Mais pour qui donc et pourquoi donc allons-nous voter dans deux mois ? La plupart d’entre nous ne savent pas que nous entrons dans un autre modèle que celui de 2001 et de 2008. Elire un « petit Maire » en capacité de répondre à mes petits problèmes quotidiens après avoir fait la queue à […]

Ecrit par zinfos974 – le vendredi 31 janvier 2014 à 16H27
Mais pour qui donc et pourquoi donc allons-nous voter dans deux mois ?
La plupart d’entre nous ne savent pas que nous entrons dans un autre modèle que celui de 2001 et de 2008. Elire un « petit Maire » en capacité de répondre à mes petits problèmes quotidiens après avoir fait la queue à sa permanence, c’est hier : un certain pouvoir du tanlontan, dont on se demande parfois s’il a été repensé depuis la départementalisation de 1946 ! Le jeu de rôles n’est plus du tout le même en 2014. Encore faut-il l’observer et essayer de le comprendre.
 
Que personne (Préfet, Elus de tous niveaux, partis de tous bords, fonctionnaires de tous grades, citoyens zappant sur Internet) ne dise qu’il n’a rien vu venir.

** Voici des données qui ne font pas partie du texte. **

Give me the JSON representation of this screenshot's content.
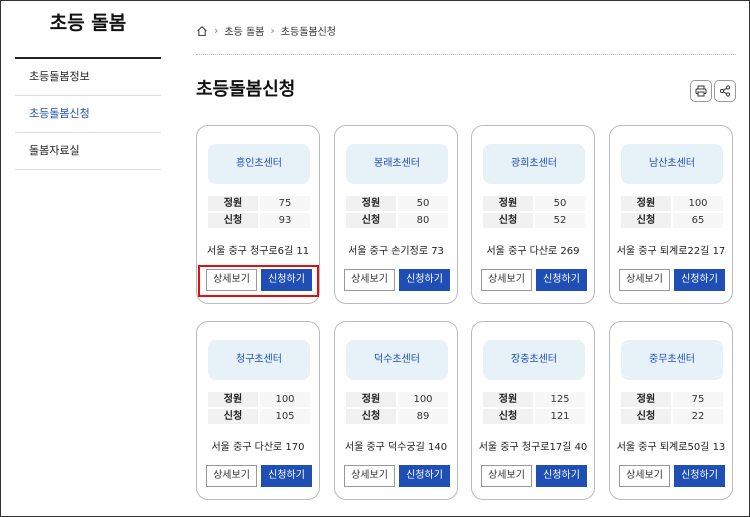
{
  "sidebar": {
    "title": "초등 돌봄",
    "items": [
      {
        "label": "초등돌봄정보"
      },
      {
        "label": "초등돌봄신청"
      },
      {
        "label": "돌봄자료실"
      }
    ]
  },
  "breadcrumb": {
    "items": [
      "초등 돌봄",
      "초등돌봄신청"
    ]
  },
  "page": {
    "title": "초등돌봄신청"
  },
  "labels": {
    "capacity": "정원",
    "applied": "신청",
    "detail": "상세보기",
    "apply": "신청하기"
  },
  "centers": [
    {
      "name": "흥인초센터",
      "capacity": "75",
      "applied": "93",
      "address": "서울 중구 청구로6길 11"
    },
    {
      "name": "봉래초센터",
      "capacity": "50",
      "applied": "80",
      "address": "서울 중구 손기정로 73"
    },
    {
      "name": "광희초센터",
      "capacity": "50",
      "applied": "52",
      "address": "서울 중구 다산로 269"
    },
    {
      "name": "남산초센터",
      "capacity": "100",
      "applied": "65",
      "address": "서울 중구 퇴계로22길 17"
    },
    {
      "name": "청구초센터",
      "capacity": "100",
      "applied": "105",
      "address": "서울 중구 다산로 170"
    },
    {
      "name": "덕수초센터",
      "capacity": "100",
      "applied": "89",
      "address": "서울 중구 덕수궁길 140"
    },
    {
      "name": "장충초센터",
      "capacity": "125",
      "applied": "121",
      "address": "서울 중구 청구로17길 40"
    },
    {
      "name": "중무초센터",
      "capacity": "75",
      "applied": "22",
      "address": "서울 중구 퇴계로50길 13"
    }
  ],
  "colors": {
    "accent": "#1f4fb5",
    "card_head_bg": "#e6f1f8",
    "highlight": "#e01010"
  }
}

Tout est dans l’histoire de la décentralisation qui avait à son origine (en 1982) l’ambition de repartir du « bas », c’est-à-dire de la commune pour reconstruire et répartir des « blocs de compétences » dévolues à l’Etat aux échelons intermédiaires.
 
Un Etat qui voulait redonner un pouvoir aux Régions, aux Départements et aux Communes en incitant ces dernières à se regrouper sous différentes formes: C’était l’acte II de la décentralisation, vécu à La Réunion par la création en deux ans (1996-1997) de cinq établissements publics de coopération intercommunale permettant à leurs membres d’associer positivement leurs savoir-faire et leurs moyens financiers et techniques à la réalisation d’objectifs communs à court, moyen et long terme.
 
L’acte III est conclu avec le vote récent de la « loi de décentralisation et de réforme de l’action publique » à la construction de laquelle l’ADELROI (Association pour la Démocratie Locale à La Réunion et dans l’Océan Indien) a contribué à travers différentes formes de débat démocratique ayant abouti à 12 propositions soumises aux rapporteurs de la Commission des Lois de l’Assemblée et du Sénat (sans avoir été appuyé par nos mandataires locaux).
 
Comme nous l’avions fait pour les élections Municipales de 2001, puis de 2008, ce fût toujours le même rappel hérité du message parlementaire d’Alexis de Tocqueville à l’aube de la révolution de 1848 : « Otez la force et l’indépendance de la Commune ; il n’y aura plus de citoyens ; il ne restera que des administrés ». Cette perte de force, d’indépendance et d’initiatives locales, c’est le plus grand malheur qui puisse nous arriver pour le bien être de tous, dans nos territoires de vie, reliées en comm(e)unes et en villes ; et pour l’avenir de la démocratie.
 
Cet acte III ouvre la porte à ces dangers. Au lieu de nous appeler à construire une articulation entre ce qui vient d’en haut (le global institué) et ce qui vient d’en bas (le local construit avec les énergies des personnes et des groupes dans leurs lieux de vie : le « terla » des Réunionnais avec leurs façons de vivre ici et maintenant), c’est l’inverse que la loi nous propose. Cela est dénoncé récemment dans un pamphlet de Michel Peraldi (ancien haut fonctionnaire sorti de son devoir de réserve) : « Ils ont volé la décentralisation » (L’Harmattan – Editions « Questions contemporaines »).
 
Tout part des grandes métropoles (qui ne nous concernent pas) pour descendre jusqu’aux communes, qui devront chercher dans les échelons intermédiaires les moyens financiers de répondre aux besoins présumés des habitants (car aucun espace de débat et d’analyse n’est prévu avec eux pour les identifier).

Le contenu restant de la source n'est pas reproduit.